Molto probabilmente, sostenendo il problema della pandemia, vorranno rimandare le elezioni per vedere come possono sconfiggerci o accettare un candidato all’ultimo minuto violando le regole elettorali e forzando un secondo turno e, in quel secondo turno, unirsi contro di noi. Sono disperati, ma noi siamo ottimisti ed entusiasti.

Rafael Correa ricorda le persecuzioni del governo di Lenin Moreno. Questa intervista si svolge con tre cittadini ecuadoriani esiliati dal loro Paese: lo stesso Correa, che è stato condannato e per cui è stato ordinato l’arresto in Ecuador; Fernando Alvarado, ex funzionario pubblico e leader della campagna per la Revolución Ciudadana; Gabriela Rivadeneira, un’importante dirigente correista ed ex presidentessa dell’Assemblea ecuadoriana.

Ognuno di loro racconta la storia di quando hanno dovuto lasciare l’Ecuador. Queste esperienze fanno venire i brividi, quando si pensa ad un apparato statale repressivo che li cerca in città e agli amici che chiamano e dicono, come nel caso di Rivadeneira e Alvarado: “Getta il cellulare, prendi le tue cose, i tuoi figli, e vattene subito perché ti stanno cercando”.
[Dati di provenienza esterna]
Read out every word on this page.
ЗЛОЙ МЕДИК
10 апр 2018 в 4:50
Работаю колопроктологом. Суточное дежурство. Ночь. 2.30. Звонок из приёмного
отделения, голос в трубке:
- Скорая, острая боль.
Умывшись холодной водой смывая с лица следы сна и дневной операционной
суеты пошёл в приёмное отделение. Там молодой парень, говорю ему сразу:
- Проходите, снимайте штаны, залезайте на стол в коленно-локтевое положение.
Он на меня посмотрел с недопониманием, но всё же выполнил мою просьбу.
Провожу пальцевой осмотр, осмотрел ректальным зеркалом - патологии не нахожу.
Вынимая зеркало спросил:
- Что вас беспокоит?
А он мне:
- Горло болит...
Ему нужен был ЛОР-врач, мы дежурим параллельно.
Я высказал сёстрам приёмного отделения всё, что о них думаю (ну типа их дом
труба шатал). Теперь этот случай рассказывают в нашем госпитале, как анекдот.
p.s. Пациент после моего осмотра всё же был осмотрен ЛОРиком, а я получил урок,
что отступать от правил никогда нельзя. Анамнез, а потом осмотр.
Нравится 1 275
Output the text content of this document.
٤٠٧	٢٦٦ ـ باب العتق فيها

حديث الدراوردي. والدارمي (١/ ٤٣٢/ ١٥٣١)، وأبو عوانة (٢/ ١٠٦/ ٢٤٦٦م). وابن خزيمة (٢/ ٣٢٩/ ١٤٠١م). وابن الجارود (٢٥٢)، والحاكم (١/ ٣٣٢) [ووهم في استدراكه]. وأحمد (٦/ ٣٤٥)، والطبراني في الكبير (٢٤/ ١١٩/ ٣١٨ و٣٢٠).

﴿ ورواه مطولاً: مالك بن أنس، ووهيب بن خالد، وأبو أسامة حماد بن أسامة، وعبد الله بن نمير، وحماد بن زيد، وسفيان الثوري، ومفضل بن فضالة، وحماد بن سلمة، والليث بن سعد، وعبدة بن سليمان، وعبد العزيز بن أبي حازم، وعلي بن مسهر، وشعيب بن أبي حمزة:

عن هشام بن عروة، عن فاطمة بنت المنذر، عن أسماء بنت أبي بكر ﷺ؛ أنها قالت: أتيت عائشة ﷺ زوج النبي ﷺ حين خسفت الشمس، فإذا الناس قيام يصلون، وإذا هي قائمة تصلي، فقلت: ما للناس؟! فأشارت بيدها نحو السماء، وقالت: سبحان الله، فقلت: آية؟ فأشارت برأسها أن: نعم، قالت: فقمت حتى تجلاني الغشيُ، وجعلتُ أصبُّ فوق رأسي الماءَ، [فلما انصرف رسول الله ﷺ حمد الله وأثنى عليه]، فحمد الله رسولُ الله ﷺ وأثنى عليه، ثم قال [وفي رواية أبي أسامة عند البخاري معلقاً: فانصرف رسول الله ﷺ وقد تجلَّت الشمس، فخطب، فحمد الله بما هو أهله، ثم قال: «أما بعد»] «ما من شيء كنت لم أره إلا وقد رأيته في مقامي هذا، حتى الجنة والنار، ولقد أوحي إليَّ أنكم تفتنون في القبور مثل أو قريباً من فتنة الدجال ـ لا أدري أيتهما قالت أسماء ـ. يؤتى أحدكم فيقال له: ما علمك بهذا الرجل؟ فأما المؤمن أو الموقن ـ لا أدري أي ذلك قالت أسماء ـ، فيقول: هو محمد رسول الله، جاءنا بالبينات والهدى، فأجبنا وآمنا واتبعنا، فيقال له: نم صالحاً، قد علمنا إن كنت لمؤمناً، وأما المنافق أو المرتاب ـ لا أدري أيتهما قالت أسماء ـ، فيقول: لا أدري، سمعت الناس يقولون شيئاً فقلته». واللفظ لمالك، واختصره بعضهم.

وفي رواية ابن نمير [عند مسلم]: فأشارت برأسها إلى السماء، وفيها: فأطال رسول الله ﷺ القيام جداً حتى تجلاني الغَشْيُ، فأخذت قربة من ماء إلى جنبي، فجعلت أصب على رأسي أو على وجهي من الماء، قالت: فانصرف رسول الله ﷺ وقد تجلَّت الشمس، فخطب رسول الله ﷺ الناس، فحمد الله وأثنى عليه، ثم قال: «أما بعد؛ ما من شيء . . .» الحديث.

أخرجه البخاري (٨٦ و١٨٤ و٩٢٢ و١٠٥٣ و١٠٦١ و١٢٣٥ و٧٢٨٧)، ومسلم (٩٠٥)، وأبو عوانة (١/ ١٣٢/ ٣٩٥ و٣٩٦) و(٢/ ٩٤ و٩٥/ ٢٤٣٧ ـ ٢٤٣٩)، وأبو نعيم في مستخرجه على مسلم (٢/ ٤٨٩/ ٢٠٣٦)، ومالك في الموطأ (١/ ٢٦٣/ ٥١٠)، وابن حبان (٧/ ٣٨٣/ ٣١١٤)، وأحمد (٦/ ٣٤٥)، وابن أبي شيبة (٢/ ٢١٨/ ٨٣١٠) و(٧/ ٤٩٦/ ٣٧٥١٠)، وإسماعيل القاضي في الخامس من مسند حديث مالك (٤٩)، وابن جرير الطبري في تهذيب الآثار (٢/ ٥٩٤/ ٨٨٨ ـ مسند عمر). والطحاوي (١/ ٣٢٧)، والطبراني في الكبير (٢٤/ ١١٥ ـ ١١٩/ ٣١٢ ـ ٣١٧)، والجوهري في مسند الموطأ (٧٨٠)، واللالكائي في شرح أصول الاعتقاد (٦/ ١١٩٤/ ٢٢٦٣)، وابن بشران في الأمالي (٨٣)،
Alvarado è qui in Venezuela e Rivadeneira vive in Messico con i suoi due figli. L’ex parlamentare rivela che il giorno in cui il presidente Andrés Manuel López Obrador le ha dato rifugio, il Messico ha riaperto le porte dell’asilo politico dopo quasi quarant’anni di inattività.
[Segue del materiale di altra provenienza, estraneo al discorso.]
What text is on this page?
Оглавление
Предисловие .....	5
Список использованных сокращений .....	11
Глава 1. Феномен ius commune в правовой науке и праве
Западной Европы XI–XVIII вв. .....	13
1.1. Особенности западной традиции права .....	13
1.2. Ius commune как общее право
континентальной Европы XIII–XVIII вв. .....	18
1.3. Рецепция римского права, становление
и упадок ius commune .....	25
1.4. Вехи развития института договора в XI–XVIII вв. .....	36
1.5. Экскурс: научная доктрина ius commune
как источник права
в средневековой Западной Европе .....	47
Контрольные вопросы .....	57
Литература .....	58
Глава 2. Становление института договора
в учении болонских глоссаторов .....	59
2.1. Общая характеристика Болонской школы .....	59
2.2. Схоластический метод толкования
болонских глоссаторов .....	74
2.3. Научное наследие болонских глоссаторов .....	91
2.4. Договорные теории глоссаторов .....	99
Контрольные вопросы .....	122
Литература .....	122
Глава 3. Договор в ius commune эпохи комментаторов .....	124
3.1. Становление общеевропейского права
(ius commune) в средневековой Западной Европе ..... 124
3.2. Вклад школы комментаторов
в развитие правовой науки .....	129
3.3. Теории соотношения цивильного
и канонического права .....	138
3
Come usciranno i paesi della regione dalla situazione dell’indebitamento estero e dalla pandemia?

Per superare la pandemia avremo bisogno di assistenza e finanziamenti esterni, ed è meglio farlo a livello regionale, in modo coordinato, per essere un po’ più presenti a livello globale. L’Argentina è un caso speciale.

Ha ricevuto il più grande finanziamento nella storia del FMI, ma è stato fatto in modo assolutamente irresponsabile: questo debito verso il FMI non è stato utilizzato per finanziare strade, impianti idroelettrici, aumenti di riserve, ma ha finanziato la fuga di capitali. L’Argentina si è trovata indebitata, l’economia era in crisi e il denaro ha lasciato il Paese.

Qualche minuto fa lei ha detto che nel 2015 “non è Macri ma Clarín (il più grande gruppo argentino di stampa e media) ad aver trionfato”.

Finché non risolveremo la questione dei media, non ci sarà né democrazia né sviluppo in America Latina. A volte non diamo ad alcuni problemi la giusta importanza. Cosa fanno i media? Ci informano. In linea di principio, dovrebbero essere i guardiani della verità; in America Latina sono stati i primi a rubare questa verità.

Senza verità, senza informazione, non abbiamo democrazia, non abbiamo elezioni libere, siamo manipolati, non ci sono decisioni politiche corrette, non ci sono decisioni corrette per l’azione politica, e senza di ciò non ci sarà sviluppo. I media sono i grandi oppositori dei governi progressisti.